Les Arabes se sentent acculés
Près d’une semaine s’est écoulée depuis le sommet de Riyad, et les services d’Abbas n’ont fait part d’aucun appel de l’un des participants arabes. En outre, les dirigeants régionaux se préparent à un sommet plus important encore, qui se tiendra au Caire la semaine prochaine, et durant lequel l’Égypte doit présenter un projet arabe pour Gaza. Abbas devrait être invité à cet événement plus ouvert.
Le premier diplomate arabe explique que les dirigeants arabes se trouvent dans une position délicate étant donné que les États-Unis exigent d’eux qu’ils « règlent la question de Gaza » en se débarrassant du Hamas, alors même qu’Israël n’a pas réussi à le faire après plus de 15 mois de guerre.
Priver le groupe terroriste de ses pouvoirs politiques est perçu comme quelque chose de réaliste à condition que les fonctionnaires non militants puissent s’intégrer au nouveau système, précise le premier diplomate arabe. Persuader le Hamas de renoncer aux armes est une autre histoire, pour le moins « irréaliste » en l’absence d’un processus de paix qu’Israël continue de refuser, ajoute le diplomate.

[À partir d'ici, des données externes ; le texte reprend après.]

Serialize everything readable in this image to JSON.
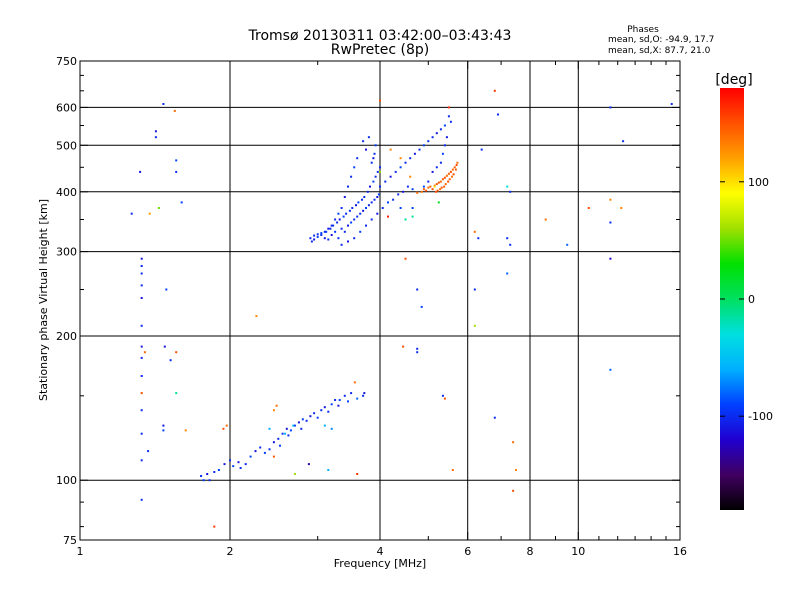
{
  "chart_data": {
    "type": "scatter",
    "title": "Tromsø 20130311 03:42:00–03:43:43",
    "subtitle": "RwPretec (8p)",
    "xlabel": "Frequency [MHz]",
    "ylabel": "Stationary phase Virtual Height [km]",
    "x_scale": "log",
    "y_scale": "log",
    "xlim": [
      1,
      16
    ],
    "ylim": [
      75,
      750
    ],
    "x_ticks": [
      1,
      2,
      4,
      6,
      8,
      10,
      16
    ],
    "x_gridlines": [
      2,
      4,
      6,
      8,
      10
    ],
    "y_ticks": [
      75,
      100,
      200,
      300,
      400,
      500,
      600,
      750
    ],
    "y_gridlines": [
      100,
      200,
      300,
      400,
      500,
      600
    ],
    "grid": true,
    "info": {
      "heading": "Phases",
      "line1": "mean, sd,O: -94.9, 17.7",
      "line2": "mean, sd,X:  87.7, 21.0"
    },
    "colorbar": {
      "label": "[deg]",
      "range": [
        -180,
        180
      ],
      "ticks": [
        -100,
        0,
        100
      ],
      "colormap": [
        "#000000",
        "#400060",
        "#2000d0",
        "#0040ff",
        "#00b0ff",
        "#00e0e0",
        "#00e060",
        "#00e000",
        "#a0e000",
        "#ffff00",
        "#ffa000",
        "#ff5000",
        "#ff0000"
      ]
    },
    "points": [
      [
        1.27,
        360,
        -100
      ],
      [
        1.38,
        360,
        120
      ],
      [
        1.44,
        370,
        50
      ],
      [
        1.6,
        380,
        -90
      ],
      [
        1.47,
        610,
        -100
      ],
      [
        1.55,
        590,
        140
      ],
      [
        1.42,
        535,
        -110
      ],
      [
        1.42,
        520,
        -100
      ],
      [
        1.56,
        465,
        -90
      ],
      [
        1.56,
        440,
        -100
      ],
      [
        1.32,
        440,
        -110
      ],
      [
        1.33,
        290,
        -110
      ],
      [
        1.33,
        280,
        -100
      ],
      [
        1.33,
        270,
        -100
      ],
      [
        1.33,
        255,
        -100
      ],
      [
        1.33,
        240,
        -110
      ],
      [
        1.33,
        210,
        -100
      ],
      [
        1.33,
        190,
        -110
      ],
      [
        1.33,
        180,
        -100
      ],
      [
        1.33,
        165,
        -100
      ],
      [
        1.33,
        152,
        150
      ],
      [
        1.33,
        140,
        -100
      ],
      [
        1.33,
        125,
        -100
      ],
      [
        1.33,
        110,
        -100
      ],
      [
        1.33,
        91,
        -100
      ],
      [
        1.35,
        185,
        140
      ],
      [
        1.49,
        250,
        -90
      ],
      [
        1.48,
        190,
        -110
      ],
      [
        1.52,
        178,
        -100
      ],
      [
        1.56,
        185,
        150
      ],
      [
        1.56,
        152,
        -10
      ],
      [
        1.63,
        127,
        130
      ],
      [
        1.47,
        130,
        -110
      ],
      [
        1.47,
        127,
        -90
      ],
      [
        1.37,
        115,
        -100
      ],
      [
        2.26,
        220,
        130
      ],
      [
        1.97,
        130,
        140
      ],
      [
        1.94,
        128,
        150
      ],
      [
        1.86,
        80,
        160
      ],
      [
        2.45,
        140,
        130
      ],
      [
        2.48,
        143,
        140
      ],
      [
        2.45,
        112,
        150
      ],
      [
        2.7,
        103,
        60
      ],
      [
        2.88,
        108,
        -130
      ],
      [
        3.15,
        105,
        -60
      ],
      [
        3.56,
        160,
        140
      ],
      [
        3.6,
        103,
        160
      ],
      [
        3.32,
        147,
        -90
      ],
      [
        3.6,
        148,
        -80
      ],
      [
        1.75,
        102,
        -100
      ],
      [
        1.77,
        100,
        -90
      ],
      [
        1.8,
        103,
        -110
      ],
      [
        1.82,
        100,
        -100
      ],
      [
        1.86,
        104,
        -100
      ],
      [
        1.9,
        105,
        -90
      ],
      [
        1.95,
        108,
        -110
      ],
      [
        2.0,
        110,
        -100
      ],
      [
        2.03,
        107,
        -90
      ],
      [
        2.08,
        109,
        -110
      ],
      [
        2.1,
        106,
        -100
      ],
      [
        2.15,
        108,
        -100
      ],
      [
        2.2,
        112,
        -90
      ],
      [
        2.25,
        115,
        -110
      ],
      [
        2.3,
        117,
        -100
      ],
      [
        2.35,
        114,
        -90
      ],
      [
        2.4,
        116,
        -100
      ],
      [
        2.45,
        120,
        -110
      ],
      [
        2.5,
        122,
        -100
      ],
      [
        2.52,
        118,
        -90
      ],
      [
        2.55,
        125,
        -100
      ],
      [
        2.6,
        128,
        -110
      ],
      [
        2.62,
        124,
        -100
      ],
      [
        2.65,
        127,
        -90
      ],
      [
        2.7,
        130,
        -100
      ],
      [
        2.75,
        132,
        -110
      ],
      [
        2.78,
        128,
        -100
      ],
      [
        2.8,
        134,
        -90
      ],
      [
        2.85,
        133,
        -100
      ],
      [
        2.9,
        136,
        -110
      ],
      [
        2.95,
        138,
        -100
      ],
      [
        3.0,
        135,
        -90
      ],
      [
        3.05,
        140,
        -100
      ],
      [
        3.1,
        142,
        -110
      ],
      [
        3.15,
        139,
        -100
      ],
      [
        3.2,
        144,
        -90
      ],
      [
        3.25,
        147,
        -100
      ],
      [
        3.3,
        143,
        -110
      ],
      [
        3.4,
        150,
        -100
      ],
      [
        3.45,
        146,
        -90
      ],
      [
        3.5,
        152,
        -100
      ],
      [
        3.7,
        150,
        -100
      ],
      [
        3.72,
        152,
        -110
      ],
      [
        2.58,
        125,
        -60
      ],
      [
        2.68,
        130,
        -60
      ],
      [
        3.1,
        130,
        -60
      ],
      [
        3.2,
        128,
        -70
      ],
      [
        2.4,
        128,
        -60
      ],
      [
        2.9,
        320,
        -100
      ],
      [
        2.95,
        318,
        -110
      ],
      [
        3.0,
        322,
        -90
      ],
      [
        2.92,
        315,
        -100
      ],
      [
        3.05,
        325,
        -100
      ],
      [
        3.1,
        320,
        -110
      ],
      [
        3.12,
        330,
        -90
      ],
      [
        3.15,
        318,
        -100
      ],
      [
        3.18,
        335,
        -100
      ],
      [
        3.2,
        325,
        -110
      ],
      [
        3.22,
        340,
        -100
      ],
      [
        3.25,
        330,
        -90
      ],
      [
        3.28,
        345,
        -100
      ],
      [
        3.3,
        320,
        -100
      ],
      [
        3.32,
        350,
        -110
      ],
      [
        3.35,
        335,
        -100
      ],
      [
        3.38,
        355,
        -90
      ],
      [
        3.4,
        330,
        -100
      ],
      [
        3.42,
        360,
        -100
      ],
      [
        3.45,
        340,
        -110
      ],
      [
        3.48,
        365,
        -100
      ],
      [
        3.5,
        345,
        -90
      ],
      [
        3.52,
        370,
        -100
      ],
      [
        3.55,
        350,
        -100
      ],
      [
        3.58,
        375,
        -110
      ],
      [
        3.6,
        355,
        -100
      ],
      [
        3.62,
        380,
        -90
      ],
      [
        3.65,
        360,
        -100
      ],
      [
        3.68,
        385,
        -100
      ],
      [
        3.7,
        365,
        -110
      ],
      [
        3.72,
        390,
        -100
      ],
      [
        3.75,
        370,
        -90
      ],
      [
        3.78,
        400,
        -100
      ],
      [
        3.8,
        375,
        -100
      ],
      [
        3.82,
        410,
        -110
      ],
      [
        3.85,
        380,
        -100
      ],
      [
        3.88,
        420,
        -90
      ],
      [
        3.9,
        385,
        -100
      ],
      [
        3.92,
        430,
        -100
      ],
      [
        3.95,
        390,
        -110
      ],
      [
        3.96,
        440,
        -100
      ],
      [
        3.98,
        395,
        -90
      ],
      [
        4.0,
        450,
        -100
      ],
      [
        3.85,
        460,
        -100
      ],
      [
        3.88,
        470,
        -110
      ],
      [
        3.9,
        480,
        -100
      ],
      [
        3.92,
        500,
        -90
      ],
      [
        3.8,
        520,
        -100
      ],
      [
        3.7,
        510,
        -100
      ],
      [
        3.75,
        490,
        -110
      ],
      [
        3.6,
        470,
        -100
      ],
      [
        3.55,
        450,
        -90
      ],
      [
        3.5,
        430,
        -100
      ],
      [
        3.45,
        410,
        -100
      ],
      [
        3.4,
        390,
        -110
      ],
      [
        3.35,
        370,
        -100
      ],
      [
        3.3,
        360,
        -90
      ],
      [
        3.25,
        350,
        -100
      ],
      [
        3.2,
        340,
        -100
      ],
      [
        3.15,
        335,
        -110
      ],
      [
        3.1,
        330,
        -100
      ],
      [
        3.05,
        328,
        -90
      ],
      [
        3.0,
        326,
        -100
      ],
      [
        2.95,
        324,
        -100
      ],
      [
        3.35,
        310,
        -100
      ],
      [
        3.45,
        315,
        -110
      ],
      [
        3.55,
        320,
        -100
      ],
      [
        3.65,
        330,
        -90
      ],
      [
        3.75,
        340,
        -100
      ],
      [
        3.85,
        350,
        -100
      ],
      [
        3.95,
        360,
        -110
      ],
      [
        4.05,
        370,
        -100
      ],
      [
        4.15,
        380,
        -90
      ],
      [
        4.25,
        385,
        -100
      ],
      [
        4.35,
        395,
        -100
      ],
      [
        4.45,
        400,
        -110
      ],
      [
        4.55,
        410,
        -100
      ],
      [
        4.65,
        405,
        -90
      ],
      [
        4.0,
        410,
        -100
      ],
      [
        4.1,
        420,
        -100
      ],
      [
        4.2,
        430,
        -110
      ],
      [
        4.3,
        440,
        -100
      ],
      [
        4.4,
        450,
        -90
      ],
      [
        4.5,
        460,
        -100
      ],
      [
        4.6,
        470,
        -100
      ],
      [
        4.7,
        480,
        -110
      ],
      [
        4.8,
        490,
        -100
      ],
      [
        4.9,
        500,
        -90
      ],
      [
        5.0,
        510,
        -100
      ],
      [
        5.1,
        520,
        -100
      ],
      [
        5.2,
        530,
        -110
      ],
      [
        5.3,
        540,
        -100
      ],
      [
        5.4,
        550,
        -90
      ],
      [
        5.5,
        575,
        -100
      ],
      [
        5.55,
        560,
        -100
      ],
      [
        5.45,
        520,
        -110
      ],
      [
        5.4,
        500,
        -100
      ],
      [
        5.35,
        480,
        -90
      ],
      [
        5.3,
        460,
        -100
      ],
      [
        5.2,
        450,
        -100
      ],
      [
        5.1,
        440,
        -110
      ],
      [
        5.0,
        420,
        -100
      ],
      [
        4.9,
        410,
        -90
      ],
      [
        4.85,
        400,
        140
      ],
      [
        4.9,
        405,
        145
      ],
      [
        4.95,
        402,
        150
      ],
      [
        5.0,
        408,
        140
      ],
      [
        5.05,
        410,
        145
      ],
      [
        5.1,
        405,
        150
      ],
      [
        5.15,
        412,
        140
      ],
      [
        5.2,
        415,
        145
      ],
      [
        5.25,
        418,
        150
      ],
      [
        5.3,
        420,
        140
      ],
      [
        5.35,
        425,
        145
      ],
      [
        5.4,
        428,
        150
      ],
      [
        5.45,
        432,
        140
      ],
      [
        5.5,
        436,
        145
      ],
      [
        5.55,
        440,
        150
      ],
      [
        5.6,
        445,
        140
      ],
      [
        5.65,
        450,
        145
      ],
      [
        5.7,
        455,
        150
      ],
      [
        5.72,
        460,
        140
      ],
      [
        5.68,
        445,
        145
      ],
      [
        5.62,
        435,
        150
      ],
      [
        5.58,
        430,
        140
      ],
      [
        5.52,
        425,
        145
      ],
      [
        5.48,
        420,
        150
      ],
      [
        5.42,
        415,
        140
      ],
      [
        5.38,
        410,
        145
      ],
      [
        5.32,
        408,
        150
      ],
      [
        5.28,
        405,
        140
      ],
      [
        5.22,
        402,
        145
      ],
      [
        5.18,
        400,
        150
      ],
      [
        4.75,
        398,
        140
      ],
      [
        4.2,
        490,
        130
      ],
      [
        4.4,
        470,
        130
      ],
      [
        4.6,
        430,
        130
      ],
      [
        4.5,
        350,
        -10
      ],
      [
        4.15,
        355,
        170
      ],
      [
        4.65,
        355,
        -10
      ],
      [
        5.25,
        380,
        20
      ],
      [
        5.15,
        410,
        100
      ],
      [
        4.0,
        440,
        60
      ],
      [
        4.0,
        620,
        150
      ],
      [
        4.4,
        370,
        -90
      ],
      [
        4.65,
        370,
        -90
      ],
      [
        4.5,
        290,
        150
      ],
      [
        4.75,
        250,
        -100
      ],
      [
        4.85,
        230,
        -90
      ],
      [
        4.45,
        190,
        150
      ],
      [
        4.75,
        188,
        -100
      ],
      [
        4.75,
        185,
        -100
      ],
      [
        5.35,
        150,
        -100
      ],
      [
        5.4,
        148,
        150
      ],
      [
        5.6,
        105,
        140
      ],
      [
        5.5,
        600,
        160
      ],
      [
        6.2,
        330,
        140
      ],
      [
        6.3,
        320,
        -100
      ],
      [
        6.2,
        250,
        -100
      ],
      [
        6.2,
        210,
        60
      ],
      [
        6.4,
        490,
        -100
      ],
      [
        6.8,
        650,
        160
      ],
      [
        6.9,
        580,
        -100
      ],
      [
        6.8,
        135,
        -100
      ],
      [
        7.2,
        410,
        -30
      ],
      [
        7.3,
        400,
        -100
      ],
      [
        7.2,
        320,
        -100
      ],
      [
        7.3,
        310,
        -100
      ],
      [
        7.2,
        270,
        -80
      ],
      [
        7.4,
        120,
        140
      ],
      [
        7.5,
        105,
        130
      ],
      [
        7.4,
        95,
        150
      ],
      [
        8.6,
        350,
        140
      ],
      [
        9.5,
        310,
        -80
      ],
      [
        10.5,
        370,
        150
      ],
      [
        11.6,
        600,
        -100
      ],
      [
        11.6,
        385,
        130
      ],
      [
        11.6,
        345,
        -100
      ],
      [
        11.6,
        290,
        -120
      ],
      [
        11.6,
        170,
        -80
      ],
      [
        12.2,
        370,
        130
      ],
      [
        12.3,
        510,
        -100
      ],
      [
        15.4,
        610,
        -100
      ]
    ]
  }
}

« Les dirigeants arabes sont sous forte pression de Washington, et pour la première fois, je perçois [chez eux] une volonté de laisser tomber Abou Mazen s’ils estiment que cela va les débarrasser de l’administration Trump », ajoute le deuxième diplomate européen.

« L’Égypte et la Jordanie voient dans le projet de Trump une véritable menace existentielle, il est donc possible qu’ils proposent quelque chose de grand, comme une AP totalement remaniée. »
Le diplomate ajoute qu’une telle décision emporte des risques considérables, car le successeur d’Abbas pourrait ne pas être aussi favorable à la non-violence que l’actuel chef de l’AP, âgé de près de 90 ans.
Le diplomate souligne qu’Abbas est conscient du mécontentement régional, ce qui lui a fait prendre, contre toute attente, la décision de forcer son allié de longue date, Hussein al-Sheikh, à démissionner de son poste de ministre des Affaires civiles de l’Autorité palestinienne.
Avec cette décision, Abbas tente de faire passer le message qu’il a pris conscience qu’il lui est désormais impossible de compter sur son petit groupe de loyalistes, ajoute le diplomate. Pour autant, Sheikh continue d’occuper le puissant poste de secrétaire général du comité exécutif de l’Organisation de libération de la Palestine et on ignore encore si sa démission équivaut à un changement stratégique de la part du chef de l’AP, qui contrôle également l’OLP.